"Sosyal konut projesinin %40'ı devlet tarafından sübvanse ediliyor"

Ersin Çelik, Cumhurbaşkanı tarafından duyurulan TOKİ projelerinin muhtevası hakkında bilgi veriyor.

Ersin Çelik / Yeni Şafak

Emlakçı çeteleri heveslenmesin: Bakanlık o evlere el koyacak

Pandemi sürecinde baş gösteren konut ihtiyacı, sonrasında fiyatların kontrolden çıkma noktasına erişti malum. Hem satılık hem de kiralık ev fiyatları uçtu gitti. Evi olmayanların bir kısmı biraz da erken davranıp, elde avuçta ne varsa satıp kiradan kurtuldu. Bire aldıkları ev birkaç ay sonra beş lira oldu. Ev sahibi olmaktan başka karları olmadı tabii.

Çok sayıda kiracı ise ‘nasıl ev sahibi oluruz?’ ya da ‘bu saatten sonra ev sahibi olabilir miyiz?’ sorusunun ötesine geçemedi. Bu dönemde banka kredisi ya da murabaha ile ev almak alt gelirliler için imkânsız. Orta gelirliler içinse imkânsıza yakın. İki milyon TL’lik bir daireyi banka kredisi ile almak için 120 ay boyunca 33 bin lira taksit ödemek gerekiyor.

Fiyatların bu kadar artmasında, küresel krizle birlikte inşaat maliyetlerinin aşırı yükselmesi ve buna bağlı olarak talep fazlası var. Daha önceki bir yazımda aktarmıştım. Sadece İstanbul’da, evlenme ve boşanmalardan dolayı yıllık 60-70 bin arasında yeni konut ihtiyacı var. Bununla birlikte İstanbul’da yeni konut yapacak arsa da kalmadı gibi. Şehirde boş daire yok. Ne satılık ne kiralık. İlana konulan gidiyor.

Artan nüfus, göçmenler, evlenenler, boşananlar… Hepsi birer etken.

Devletten bir hamle yapması, çözüm üretilmesi bekleniyordu. İpuçları aylar önce verildi. Hem vatandaşlar hem inşaat hem de emlak sektörü 13 Eylül tarihine odaklandı. Ev satışları bir aydır durmuştu zaten. Eylül itibariyle daha da düşeceği söyleniyor. Çünkü 500 bin yeni sosyal konut inşa edilecek. Cumhurbaşkanı Erdoğan, “dünyadaki en büyük konut yatırımı” tanımını yaptı ve ekledi: “Cumhuriyetimizin yüzüncü yılına böyle küresel ve tarihi önemde bir kampanya ile girmekten gurur duyuyoruz.”

Sadece konut değil. Ev, arsa, iş yeri… TOKİ eliyle konutluk arsa satışı ve iş yeri inşası da yapılacak.

Çevre, Şehircilik ve İklim Değişikliği Bakanı Murat Kurum dün medya yöneticileriyle buluştu ve projenin detaylarını anlattı. Akıllara gelebilecek her soruyu yönelttik kendisine.

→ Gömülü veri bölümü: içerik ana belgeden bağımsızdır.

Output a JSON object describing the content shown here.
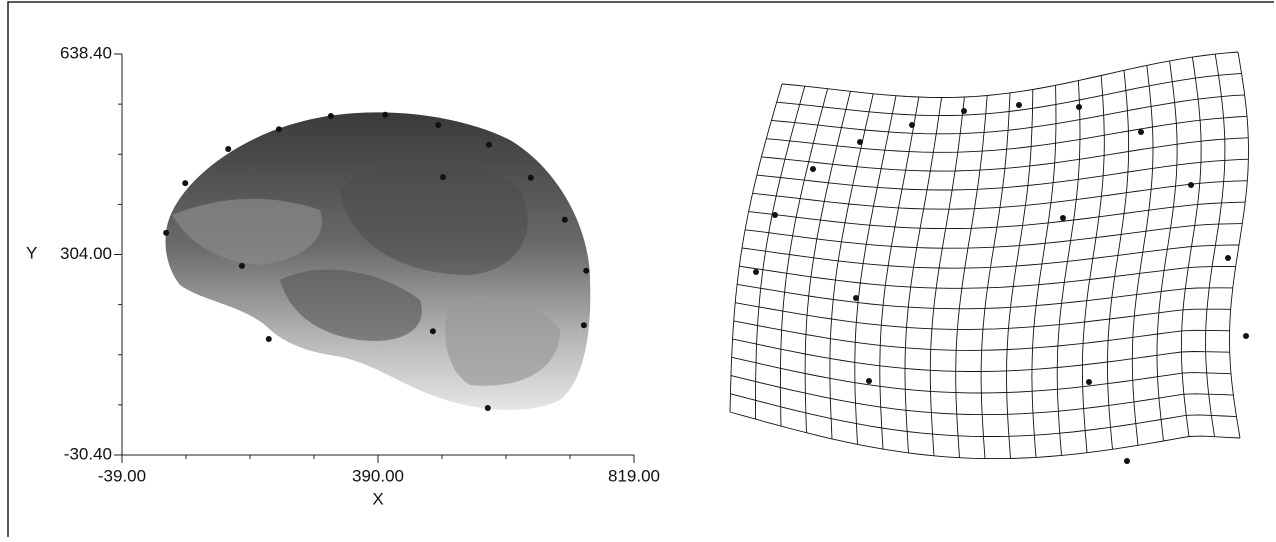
{
  "chart_data": {
    "type": "scatter",
    "x_label": "X",
    "y_label": "Y",
    "x": [
      35,
      67,
      139,
      224,
      311,
      402,
      491,
      576,
      646,
      703,
      739,
      735,
      574,
      482,
      207,
      162,
      499
    ],
    "values": [
      340,
      423,
      480,
      513,
      535,
      537,
      520,
      487,
      432,
      362,
      277,
      186,
      48,
      176,
      163,
      285,
      433
    ],
    "color": "#111111",
    "xlim": [
      -39,
      819
    ],
    "ylim": [
      -30.4,
      638.4
    ],
    "xticks": [
      {
        "value": -39,
        "label": "-39.00"
      },
      {
        "value": 390,
        "label": "390.00"
      },
      {
        "value": 819,
        "label": "819.00"
      }
    ],
    "yticks": [
      {
        "value": -30.4,
        "label": "-30.40"
      },
      {
        "value": 304,
        "label": "304.00"
      },
      {
        "value": 638.4,
        "label": "638.40"
      }
    ]
  }
}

Bakan Kurum toplantıya başlarken ilk gün ve ilk saatler itibariyle başvuru sayısını verdi. Başvurular TC kimlik numaralarının son rakamına göre alınıyor. İlk gün son rakamı “0” olan başvurabildi. Bakan Bey ilk olarak 92 bin sayısını açıkladı. Tam son dakika geçecektik ki sayıyı 141 bin olarak güncelledi. Bu sayı toplantı biterken 250 bini buldu ve ben yazıyı yazarken de 500 bini geçti. Başvurular Ekim ayının sonunda bitecek. Yani daha 45 günden fazla bir zaman var. Vatandaşlar acele etmesin, panik yapmasın. Bakan Bey altını çizdi: “Bugün başvurmakla son gün başvurmak arasında hiçbir fark yok.”

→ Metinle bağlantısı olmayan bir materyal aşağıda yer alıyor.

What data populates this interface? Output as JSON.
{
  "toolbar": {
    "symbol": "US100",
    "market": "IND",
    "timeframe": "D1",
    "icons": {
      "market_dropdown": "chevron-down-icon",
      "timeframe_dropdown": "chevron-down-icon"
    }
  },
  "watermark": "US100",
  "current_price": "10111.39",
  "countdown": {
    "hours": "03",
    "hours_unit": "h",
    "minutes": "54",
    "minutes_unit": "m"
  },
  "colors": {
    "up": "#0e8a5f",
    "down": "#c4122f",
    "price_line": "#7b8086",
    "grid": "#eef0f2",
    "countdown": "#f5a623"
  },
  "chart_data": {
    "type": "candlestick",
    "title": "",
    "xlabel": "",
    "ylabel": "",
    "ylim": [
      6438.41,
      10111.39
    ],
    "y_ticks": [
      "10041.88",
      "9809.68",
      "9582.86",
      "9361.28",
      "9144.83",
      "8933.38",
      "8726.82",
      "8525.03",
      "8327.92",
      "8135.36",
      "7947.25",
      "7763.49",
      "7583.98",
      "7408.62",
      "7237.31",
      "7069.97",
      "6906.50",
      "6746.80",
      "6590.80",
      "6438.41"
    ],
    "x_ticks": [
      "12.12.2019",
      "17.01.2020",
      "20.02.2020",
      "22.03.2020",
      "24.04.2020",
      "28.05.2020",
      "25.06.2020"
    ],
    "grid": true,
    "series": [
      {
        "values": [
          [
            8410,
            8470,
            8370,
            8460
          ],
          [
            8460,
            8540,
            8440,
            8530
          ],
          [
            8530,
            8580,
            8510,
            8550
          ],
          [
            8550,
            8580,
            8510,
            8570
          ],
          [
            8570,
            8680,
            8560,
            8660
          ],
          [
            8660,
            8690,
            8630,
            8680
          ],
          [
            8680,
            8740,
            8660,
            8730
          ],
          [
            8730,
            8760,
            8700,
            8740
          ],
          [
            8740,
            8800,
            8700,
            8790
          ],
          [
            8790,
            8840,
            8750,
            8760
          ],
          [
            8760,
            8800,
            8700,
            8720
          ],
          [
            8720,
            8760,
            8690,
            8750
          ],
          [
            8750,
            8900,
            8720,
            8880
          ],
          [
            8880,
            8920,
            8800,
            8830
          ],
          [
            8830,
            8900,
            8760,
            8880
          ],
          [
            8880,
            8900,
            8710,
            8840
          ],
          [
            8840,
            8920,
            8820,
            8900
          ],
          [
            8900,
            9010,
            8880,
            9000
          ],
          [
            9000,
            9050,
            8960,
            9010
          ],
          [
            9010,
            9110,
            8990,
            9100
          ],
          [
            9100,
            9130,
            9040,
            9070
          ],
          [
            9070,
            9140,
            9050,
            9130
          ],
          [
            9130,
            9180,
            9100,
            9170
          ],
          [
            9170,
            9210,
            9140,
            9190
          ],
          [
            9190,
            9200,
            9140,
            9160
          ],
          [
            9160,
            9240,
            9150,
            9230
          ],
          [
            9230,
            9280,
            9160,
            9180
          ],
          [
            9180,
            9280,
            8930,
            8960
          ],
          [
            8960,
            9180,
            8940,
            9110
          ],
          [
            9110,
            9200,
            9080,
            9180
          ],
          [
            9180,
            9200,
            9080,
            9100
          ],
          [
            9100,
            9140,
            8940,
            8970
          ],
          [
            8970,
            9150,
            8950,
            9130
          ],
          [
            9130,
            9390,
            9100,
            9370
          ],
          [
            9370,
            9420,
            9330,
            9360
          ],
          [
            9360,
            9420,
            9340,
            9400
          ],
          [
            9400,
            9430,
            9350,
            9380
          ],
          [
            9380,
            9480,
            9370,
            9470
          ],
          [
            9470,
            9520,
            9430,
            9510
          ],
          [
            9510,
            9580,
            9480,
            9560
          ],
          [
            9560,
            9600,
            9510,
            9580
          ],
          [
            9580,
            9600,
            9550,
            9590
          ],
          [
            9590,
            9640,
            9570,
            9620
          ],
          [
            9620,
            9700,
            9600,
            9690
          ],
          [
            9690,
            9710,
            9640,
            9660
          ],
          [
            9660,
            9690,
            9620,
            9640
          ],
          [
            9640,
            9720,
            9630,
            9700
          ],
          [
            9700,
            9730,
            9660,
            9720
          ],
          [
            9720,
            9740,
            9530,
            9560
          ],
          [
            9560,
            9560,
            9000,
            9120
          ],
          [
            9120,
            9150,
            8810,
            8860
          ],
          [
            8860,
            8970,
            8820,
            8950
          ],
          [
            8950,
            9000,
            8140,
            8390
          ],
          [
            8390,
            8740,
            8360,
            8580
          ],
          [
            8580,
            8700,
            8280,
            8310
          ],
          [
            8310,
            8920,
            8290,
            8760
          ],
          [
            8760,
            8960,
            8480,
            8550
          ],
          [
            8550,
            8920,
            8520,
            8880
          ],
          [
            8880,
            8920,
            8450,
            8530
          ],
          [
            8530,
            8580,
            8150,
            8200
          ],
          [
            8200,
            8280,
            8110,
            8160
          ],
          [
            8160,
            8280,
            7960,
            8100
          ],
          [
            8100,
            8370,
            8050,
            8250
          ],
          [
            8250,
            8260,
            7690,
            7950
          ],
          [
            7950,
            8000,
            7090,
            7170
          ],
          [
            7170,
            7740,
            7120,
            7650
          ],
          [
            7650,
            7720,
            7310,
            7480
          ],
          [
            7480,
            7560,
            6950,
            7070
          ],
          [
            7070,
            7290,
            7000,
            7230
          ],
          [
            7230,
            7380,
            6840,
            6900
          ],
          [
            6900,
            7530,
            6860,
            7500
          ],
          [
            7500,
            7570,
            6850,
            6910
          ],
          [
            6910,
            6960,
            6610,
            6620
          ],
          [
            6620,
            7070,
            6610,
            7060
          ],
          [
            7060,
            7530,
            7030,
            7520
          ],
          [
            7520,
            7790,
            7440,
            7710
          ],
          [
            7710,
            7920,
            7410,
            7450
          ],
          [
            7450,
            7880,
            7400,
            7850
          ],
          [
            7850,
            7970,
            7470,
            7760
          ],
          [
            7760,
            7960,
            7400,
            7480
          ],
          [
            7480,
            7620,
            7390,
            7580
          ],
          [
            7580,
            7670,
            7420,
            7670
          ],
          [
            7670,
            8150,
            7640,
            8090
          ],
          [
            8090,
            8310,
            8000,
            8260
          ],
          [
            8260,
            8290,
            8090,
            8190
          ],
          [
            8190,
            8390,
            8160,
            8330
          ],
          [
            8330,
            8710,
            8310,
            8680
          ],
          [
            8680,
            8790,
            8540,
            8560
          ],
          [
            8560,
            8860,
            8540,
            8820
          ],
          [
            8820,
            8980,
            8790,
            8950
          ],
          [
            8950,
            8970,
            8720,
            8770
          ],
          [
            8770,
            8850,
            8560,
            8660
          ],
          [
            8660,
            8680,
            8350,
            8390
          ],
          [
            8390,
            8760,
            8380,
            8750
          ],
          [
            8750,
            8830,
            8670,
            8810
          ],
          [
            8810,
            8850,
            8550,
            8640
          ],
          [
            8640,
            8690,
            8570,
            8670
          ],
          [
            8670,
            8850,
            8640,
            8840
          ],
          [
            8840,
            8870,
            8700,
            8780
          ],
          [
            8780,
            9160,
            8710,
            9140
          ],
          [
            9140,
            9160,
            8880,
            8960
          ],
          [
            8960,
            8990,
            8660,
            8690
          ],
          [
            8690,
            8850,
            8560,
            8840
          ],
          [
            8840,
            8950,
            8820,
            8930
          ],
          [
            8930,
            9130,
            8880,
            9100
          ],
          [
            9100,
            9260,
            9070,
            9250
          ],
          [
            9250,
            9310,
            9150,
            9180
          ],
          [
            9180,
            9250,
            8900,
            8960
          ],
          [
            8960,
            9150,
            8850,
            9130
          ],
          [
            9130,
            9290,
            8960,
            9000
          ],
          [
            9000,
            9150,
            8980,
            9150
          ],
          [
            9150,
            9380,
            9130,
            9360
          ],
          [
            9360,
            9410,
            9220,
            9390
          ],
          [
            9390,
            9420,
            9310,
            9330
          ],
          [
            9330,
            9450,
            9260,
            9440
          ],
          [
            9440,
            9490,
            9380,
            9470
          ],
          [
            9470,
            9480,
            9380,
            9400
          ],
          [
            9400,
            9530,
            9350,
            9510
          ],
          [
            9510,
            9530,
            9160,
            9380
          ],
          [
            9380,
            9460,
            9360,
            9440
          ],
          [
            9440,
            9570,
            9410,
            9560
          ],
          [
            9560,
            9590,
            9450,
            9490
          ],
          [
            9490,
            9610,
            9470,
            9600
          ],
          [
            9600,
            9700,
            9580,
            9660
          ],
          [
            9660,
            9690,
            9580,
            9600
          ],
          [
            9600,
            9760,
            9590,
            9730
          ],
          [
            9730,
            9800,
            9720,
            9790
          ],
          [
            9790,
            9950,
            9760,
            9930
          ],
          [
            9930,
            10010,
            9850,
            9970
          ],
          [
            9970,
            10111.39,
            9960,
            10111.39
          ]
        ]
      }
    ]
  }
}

Toplantı bitti ve salondan ayrılırken Bakan Kurum’a tahminen kaç başvuru beklediğini sordum, “5 milyonu geçer” dedi. Öngörü veya beklenti de diyebiliriz. Önemli bir çıktısı var. Türkiye’deki konut talebini ortaya koyuyor. Hem TOKİ’ye hem de özel sektöre, konut üreticilerine mesajlar veriyor. Vatandaşın makul fiyatlar ve makul geri ödemelerle alım gücünü gösteriyor. Özel sektör, TOKİ’nin sağladığı kolaylığı sağlayamaz elbette. Yüzde 10 peşinat 240 ay vade ve en düşüğü 600 bin TL, en yükseği 900 bin TL’ye satılacak dairelerin en az yüzde 40’ını devlet sübvanse ediyor zaten.

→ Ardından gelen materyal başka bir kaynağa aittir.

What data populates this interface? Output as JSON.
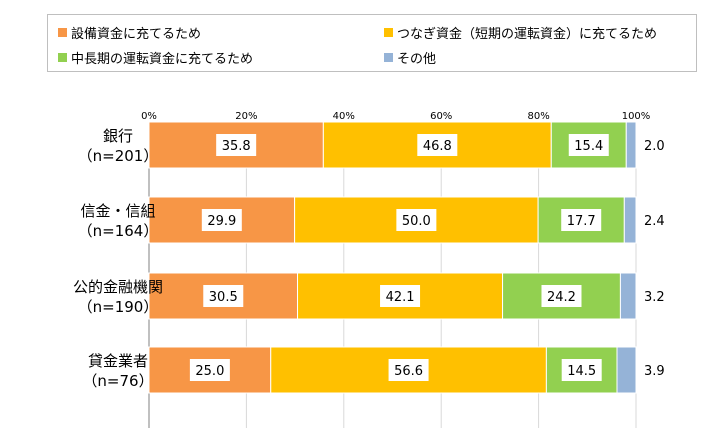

Bu kampanyada gençler ilk defa gözetildi. Bu konutlara 18 yaşını doldurmuş ve üzerinde tapusu olmayan geliri de belirlenen sınırın altında olan tüm gençler bağımsız olarak katılabilirler. Anne babası başvursa da gençlerin ayrıca kendi adlarına kuraya girme hakları var. Aynı şekilde bir genç için ailesinin geliri ölçü değil. Bir ailenin 18 yaşından büyük 30 yaşından küçük beş çocuğu varsa, hepsi kendi adlarına başvurabilirler.

Bakan Kurum’a sosyal medyada maniple edilebilmeye müsait “sonradan Türkiye Cumhuriyeti vatandaşı olanlar da konutlara başvurabilecek mi?” sorusu da yöneltildi.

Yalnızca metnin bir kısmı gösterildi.